Abelian group structure of the additive category Let $A$ be an additive category. We have that for all $X, Y$ objects in $A, Hom_A(X, Y)$ is an abelian group. However, what is the abelian group structure? If $f, g: X \rightarrow Y$ are two morphisms in $Hom_A(X, Y)$ then it doesn't quite make sense to compose them. So would the operation be the addition of morphisms? 
If this is true, does this tell us some underlying structure of $Y?$ That is, we can add and subtract things in $Y,$ because $-f,$ im assuming, is defined as the inverse of $x$ in $Y.$ Furthermore, the identity map would map everything to $0(?)$ in $Y.$ So does it follow that the image of $X$ in $Y$ has an abelian group structure? Associativity is something we would have to consider, but I guess the general question is if the structure of $Hom_A(X, Y)$ does say something about the structure of $X, Y...$
 A: A priori, the abelian group structure on $\text{Hom}(X, Y)$ is just some arbitrary abelian group structure, given to you as part of the data of $A$ being an additive category. So a priori there's nothing more to say than "it's whatever abelian group structure was given to you, by virtue of however it is you know that $A$ is an additive category."
However, in fact the abelian group structure turns out to be determined by the structure of $A$ as a bare category. (This should be quite surprising.) More explicitly, if $f, g : X \to Y$ are parallel morphisms, their sum is the composite
$$X \xrightarrow{\Delta} X \oplus X \xrightarrow{f \oplus g} Y \oplus Y \xrightarrow{\nabla} Y$$
where $\Delta$ is the diagonal map (which exists in any category with finite produts) and $\nabla$ is the codiagonal map (which exists in any category with finite coproducts). See this blog post where I describe how this works in excruciating detail. 
What this tells us is that, by the Yoneda lemma, every object $Y$ in an additive category has a canonical structure of an abelian group object. 
A: Qiaochu's answer is great but there is an additional very important point which you seem to be misunderstanding which I wanted to address.  In a category, the objects and morphisms can be anything.  The morphisms don't have to be functions between the objects, or even have any actual relation to the objects at all.  All that matters is that we have defined what it means for a morphism to have a certain object as a domain or a codomain, and we have defined composition and identity morphisms, and these satisfy the axioms for a category.  The same thing applies to the addition operation in an additive category: it is just some abstract operation which need not have anything to do with what the objects and morphisms actually are, beyond satisfying the axioms.  (As Qiaochu mentions, it is actually uniquely determined by the category structure, but the category structure itself still need not have anything to do with what the objects and morphisms are.)

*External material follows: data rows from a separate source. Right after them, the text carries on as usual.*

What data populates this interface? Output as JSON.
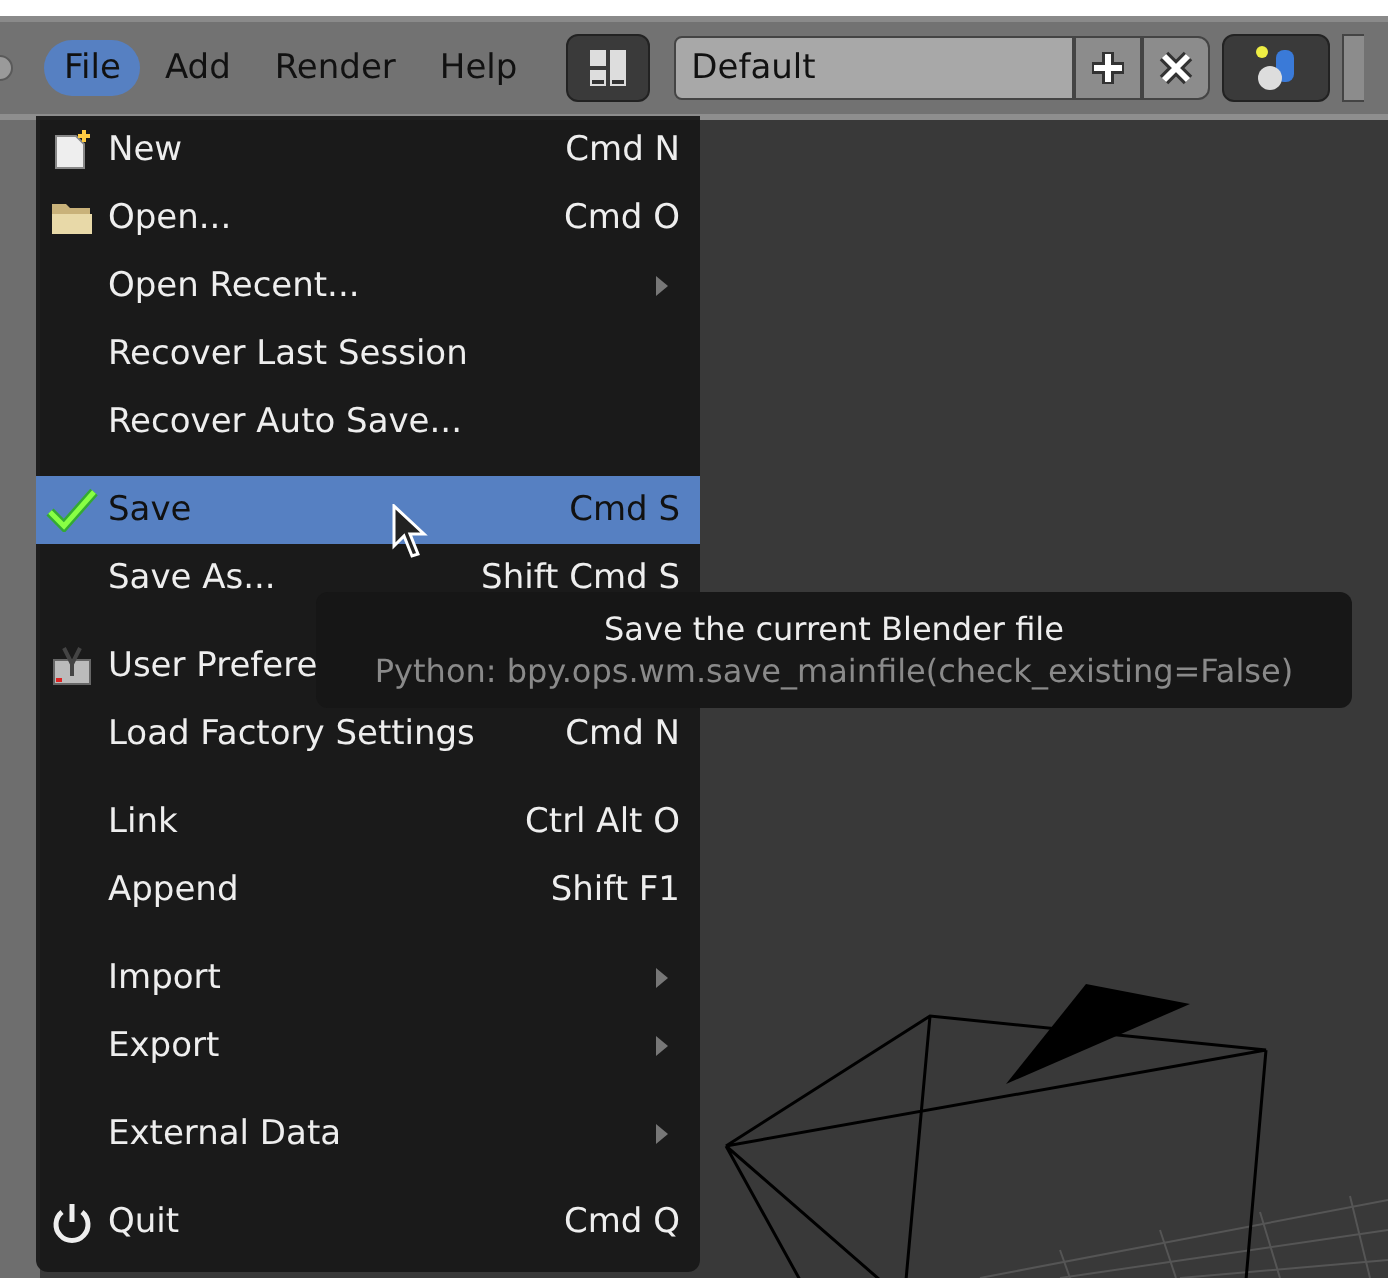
{
  "menubar": {
    "menus": [
      {
        "label": "File",
        "selected": true
      },
      {
        "label": "Add",
        "selected": false
      },
      {
        "label": "Render",
        "selected": false
      },
      {
        "label": "Help",
        "selected": false
      }
    ]
  },
  "screen_layout": {
    "value": "Default"
  },
  "file_menu": {
    "sections": [
      [
        {
          "label": "New",
          "shortcut": "Cmd N",
          "submenu": false,
          "highlighted": false
        },
        {
          "label": "Open...",
          "shortcut": "Cmd O",
          "submenu": false,
          "highlighted": false
        },
        {
          "label": "Open Recent...",
          "submenu": true,
          "highlighted": false
        },
        {
          "label": "Recover Last Session",
          "submenu": false,
          "highlighted": false
        },
        {
          "label": "Recover Auto Save...",
          "submenu": false,
          "highlighted": false
        }
      ],
      [
        {
          "label": "Save",
          "shortcut": "Cmd S",
          "submenu": false,
          "highlighted": true
        },
        {
          "label": "Save As...",
          "shortcut": "Shift Cmd S",
          "submenu": false,
          "highlighted": false
        }
      ],
      [
        {
          "label": "User Prefere",
          "submenu": false,
          "highlighted": false
        },
        {
          "label": "Load Factory Settings",
          "shortcut": "Cmd N",
          "submenu": false,
          "highlighted": false
        }
      ],
      [
        {
          "label": "Link",
          "shortcut": "Ctrl Alt O",
          "submenu": false,
          "highlighted": false
        },
        {
          "label": "Append",
          "shortcut": "Shift F1",
          "submenu": false,
          "highlighted": false
        }
      ],
      [
        {
          "label": "Import",
          "submenu": true,
          "highlighted": false
        },
        {
          "label": "Export",
          "submenu": true,
          "highlighted": false
        }
      ],
      [
        {
          "label": "External Data",
          "submenu": true,
          "highlighted": false
        }
      ],
      [
        {
          "label": "Quit",
          "shortcut": "Cmd Q",
          "submenu": false,
          "highlighted": false
        }
      ]
    ]
  },
  "tooltip": {
    "title": "Save the current Blender file",
    "python": "Python: bpy.ops.wm.save_mainfile(check_existing=False)"
  }
}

As a result, most of the questions you are asking do not even have any meaning: there is no such thing as "the image of $X$ in $Y$", for instance, because our morphisms may not be functions or anything remotely resembling functions.  More generally, nothing in category theory can ever give us information about "some underlying structure" of an object, except insofar as that structure is defined using the category itself.